My 20 gallon long set up, been working on it for only a week so far.








Rainbow gertrudae - 10








Just picked up 3 Oto today to get rid of my brown algae








Mosquito Rasbora - 15








Rainbow furcata - 10








My night light








Creeping Jenny's on far left









Anyone got any suggestion for other fishes/ plants to go in here? Please Comment


----------



## jobber (May 14, 2010)

Nice looking tank. Love that long piece of wood as your center piece. Those blue eyed furcata are beauties.
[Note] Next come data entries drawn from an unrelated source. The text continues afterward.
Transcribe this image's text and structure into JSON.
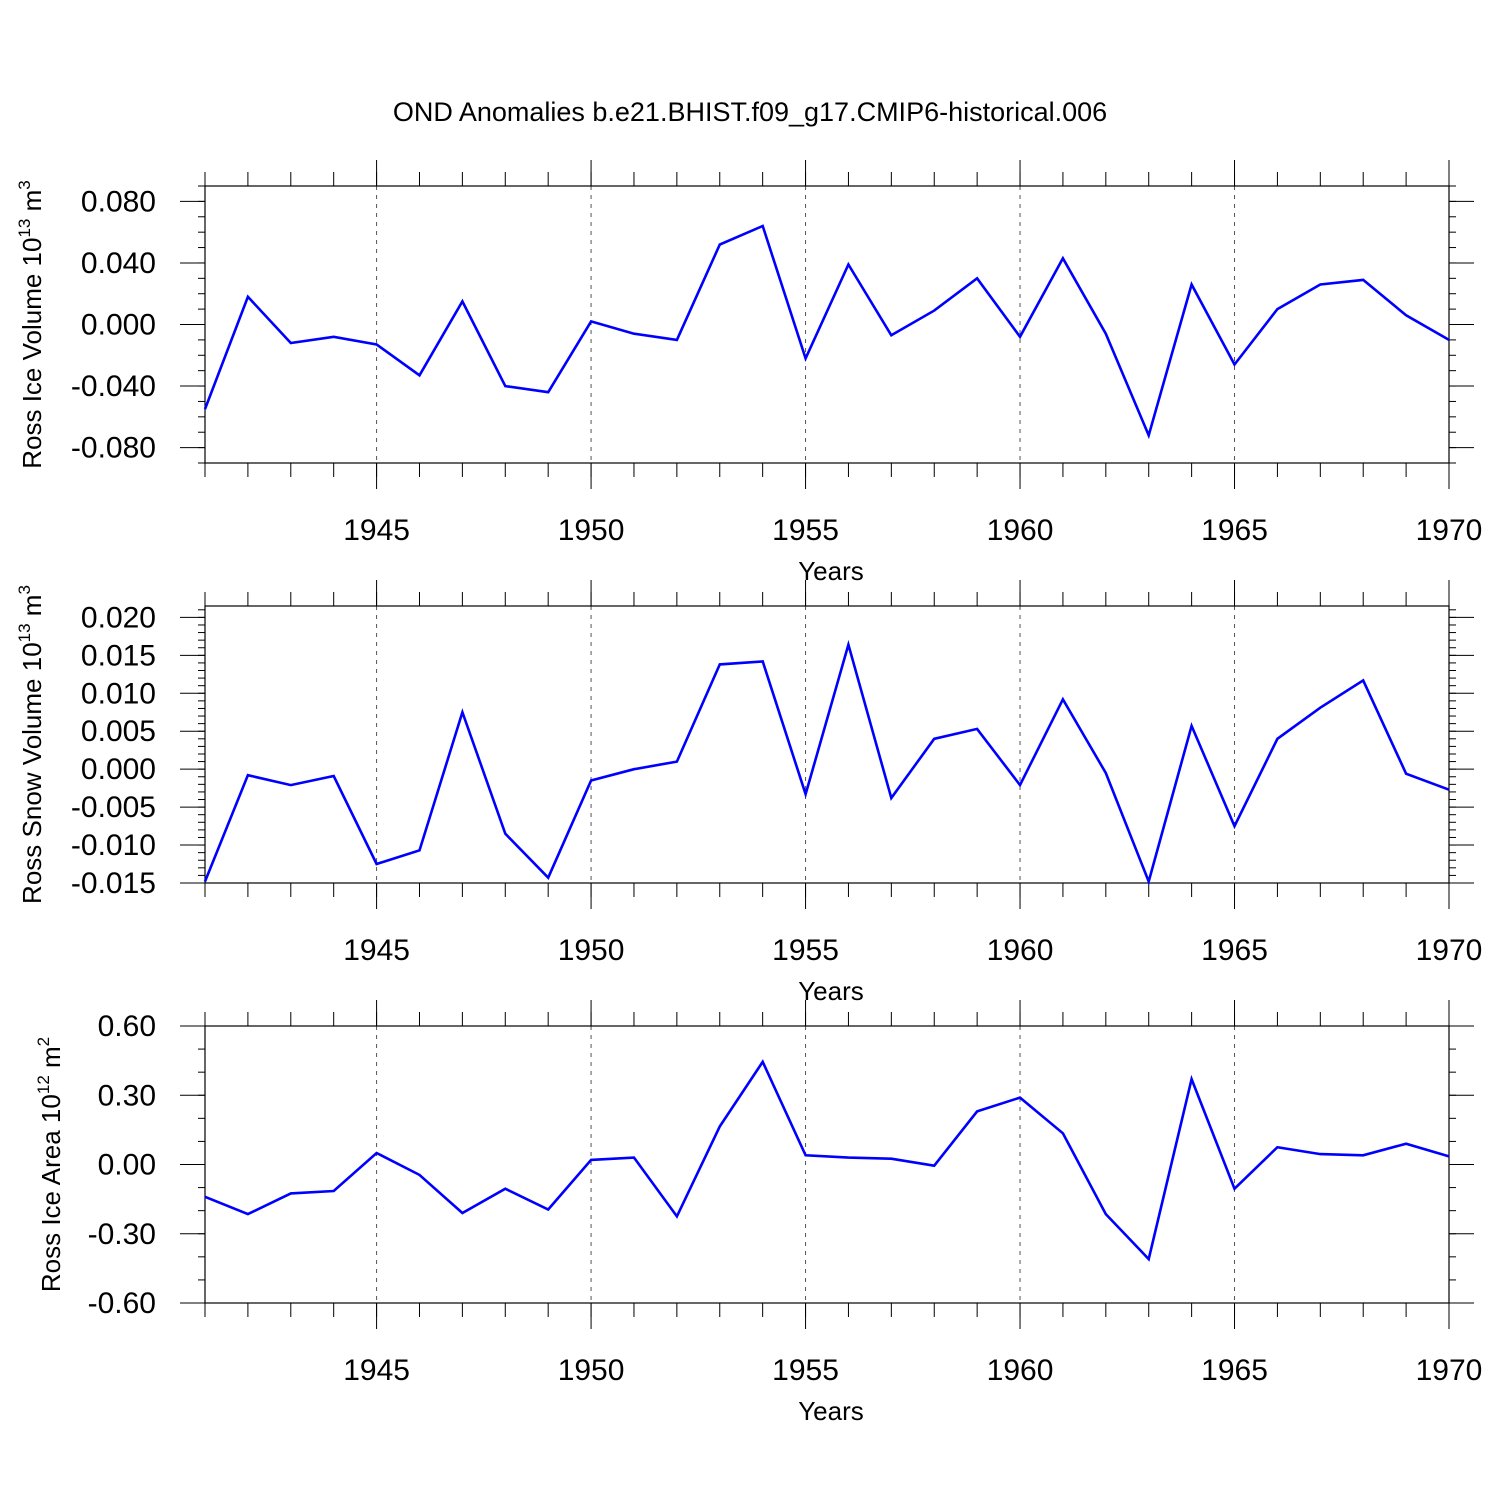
{
  "figure": {
    "title": "OND Anomalies b.e21.BHIST.f09_g17.CMIP6-historical.006"
  },
  "colors": {
    "series": "#0000ff",
    "axis": "#000000",
    "grid": "#555555",
    "background": "#ffffff"
  },
  "chart_data": [
    {
      "type": "line",
      "title": "",
      "xlabel": "Years",
      "ylabel": "Ross Ice Volume 10",
      "ylabel_exp": "13",
      "ylabel_unit": "m",
      "ylabel_unit_exp": "3",
      "xlim": [
        1941,
        1970
      ],
      "ylim": [
        -0.09,
        0.09
      ],
      "yticks": [
        -0.08,
        -0.04,
        0.0,
        0.04,
        0.08
      ],
      "ytick_labels": [
        "-0.080",
        "-0.040",
        "0.000",
        "0.040",
        "0.080"
      ],
      "yminor_step": 0.01,
      "xticks": [
        1945,
        1950,
        1955,
        1960,
        1965,
        1970
      ],
      "xtick_labels": [
        "1945",
        "1950",
        "1955",
        "1960",
        "1965",
        "1970"
      ],
      "grid": "vertical dashed at major x ticks",
      "series": [
        {
          "x": [
            1941,
            1942,
            1943,
            1944,
            1945,
            1946,
            1947,
            1948,
            1949,
            1950,
            1951,
            1952,
            1953,
            1954,
            1955,
            1956,
            1957,
            1958,
            1959,
            1960,
            1961,
            1962,
            1963,
            1964,
            1965,
            1966,
            1967,
            1968,
            1969,
            1970
          ],
          "values": [
            -0.055,
            0.018,
            -0.012,
            -0.008,
            -0.013,
            -0.033,
            0.015,
            -0.04,
            -0.044,
            0.002,
            -0.006,
            -0.01,
            0.052,
            0.064,
            -0.022,
            0.039,
            -0.007,
            0.009,
            0.03,
            -0.008,
            0.043,
            -0.006,
            -0.072,
            0.026,
            -0.026,
            0.01,
            0.026,
            0.029,
            0.006,
            -0.01
          ]
        }
      ]
    },
    {
      "type": "line",
      "title": "",
      "xlabel": "Years",
      "ylabel": "Ross Snow Volume 10",
      "ylabel_exp": "13",
      "ylabel_unit": "m",
      "ylabel_unit_exp": "3",
      "xlim": [
        1941,
        1970
      ],
      "ylim": [
        -0.015,
        0.0215
      ],
      "yticks": [
        -0.015,
        -0.01,
        -0.005,
        0.0,
        0.005,
        0.01,
        0.015,
        0.02
      ],
      "ytick_labels": [
        "-0.015",
        "-0.010",
        "-0.005",
        "0.000",
        "0.005",
        "0.010",
        "0.015",
        "0.020"
      ],
      "yminor_step": 0.001,
      "xticks": [
        1945,
        1950,
        1955,
        1960,
        1965,
        1970
      ],
      "xtick_labels": [
        "1945",
        "1950",
        "1955",
        "1960",
        "1965",
        "1970"
      ],
      "grid": "vertical dashed at major x ticks",
      "series": [
        {
          "x": [
            1941,
            1942,
            1943,
            1944,
            1945,
            1946,
            1947,
            1948,
            1949,
            1950,
            1951,
            1952,
            1953,
            1954,
            1955,
            1956,
            1957,
            1958,
            1959,
            1960,
            1961,
            1962,
            1963,
            1964,
            1965,
            1966,
            1967,
            1968,
            1969,
            1970
          ],
          "values": [
            -0.0148,
            -0.0008,
            -0.0021,
            -0.0009,
            -0.0125,
            -0.0107,
            0.0075,
            -0.0085,
            -0.0143,
            -0.0015,
            0.0,
            0.001,
            0.0138,
            0.0142,
            -0.0033,
            0.0164,
            -0.0038,
            0.004,
            0.0053,
            -0.0021,
            0.0092,
            -0.0005,
            -0.0148,
            0.0057,
            -0.0075,
            0.004,
            0.0081,
            0.0117,
            -0.0006,
            -0.0027
          ]
        }
      ]
    },
    {
      "type": "line",
      "title": "",
      "xlabel": "Years",
      "ylabel": "Ross Ice Area 10",
      "ylabel_exp": "12",
      "ylabel_unit": "m",
      "ylabel_unit_exp": "2",
      "xlim": [
        1941,
        1970
      ],
      "ylim": [
        -0.6,
        0.6
      ],
      "yticks": [
        -0.6,
        -0.3,
        0.0,
        0.3,
        0.6
      ],
      "ytick_labels": [
        "-0.60",
        "-0.30",
        "0.00",
        "0.30",
        "0.60"
      ],
      "yminor_step": 0.1,
      "xticks": [
        1945,
        1950,
        1955,
        1960,
        1965,
        1970
      ],
      "xtick_labels": [
        "1945",
        "1950",
        "1955",
        "1960",
        "1965",
        "1970"
      ],
      "grid": "vertical dashed at major x ticks",
      "series": [
        {
          "x": [
            1941,
            1942,
            1943,
            1944,
            1945,
            1946,
            1947,
            1948,
            1949,
            1950,
            1951,
            1952,
            1953,
            1954,
            1955,
            1956,
            1957,
            1958,
            1959,
            1960,
            1961,
            1962,
            1963,
            1964,
            1965,
            1966,
            1967,
            1968,
            1969,
            1970
          ],
          "values": [
            -0.14,
            -0.215,
            -0.125,
            -0.115,
            0.05,
            -0.045,
            -0.21,
            -0.105,
            -0.195,
            0.02,
            0.03,
            -0.225,
            0.165,
            0.445,
            0.04,
            0.03,
            0.025,
            -0.005,
            0.23,
            0.29,
            0.135,
            -0.215,
            -0.41,
            0.37,
            -0.105,
            0.075,
            0.045,
            0.04,
            0.09,
            0.035
          ]
        }
      ]
    }
  ]
}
What other types of fish....boy, the choices. I would think about some Bolivian rams, German Blue Rams, Electric Blue Balloon Rams. I think they'll flourish in your nicely planted tank. Perhaps a school of 9 corydoras (habrosus, pandas,...)


----------



## arash53 (Aug 13, 2011)

Looks great , do you have 38 fish in there on first week ?


----------



## blurry (May 10, 2010)

Yeah i was thinking cory or even maybe pygmy, trying to find a nice carpet plant for the tank. Rams i dont think would do good since they would eat my Rasbora. Yeah i kinda went crazy and just went to Fantasy Aquatics and to Canadian Aquatics. The plant and wood i bought from someone on craiglist.
Thanks for the comments hoping to update this tank when i get more plants or something else.


----------



## Momobobo (Sep 28, 2010)

Such a cute tank hahah, maybe try shrimp or pygmy cories?


----------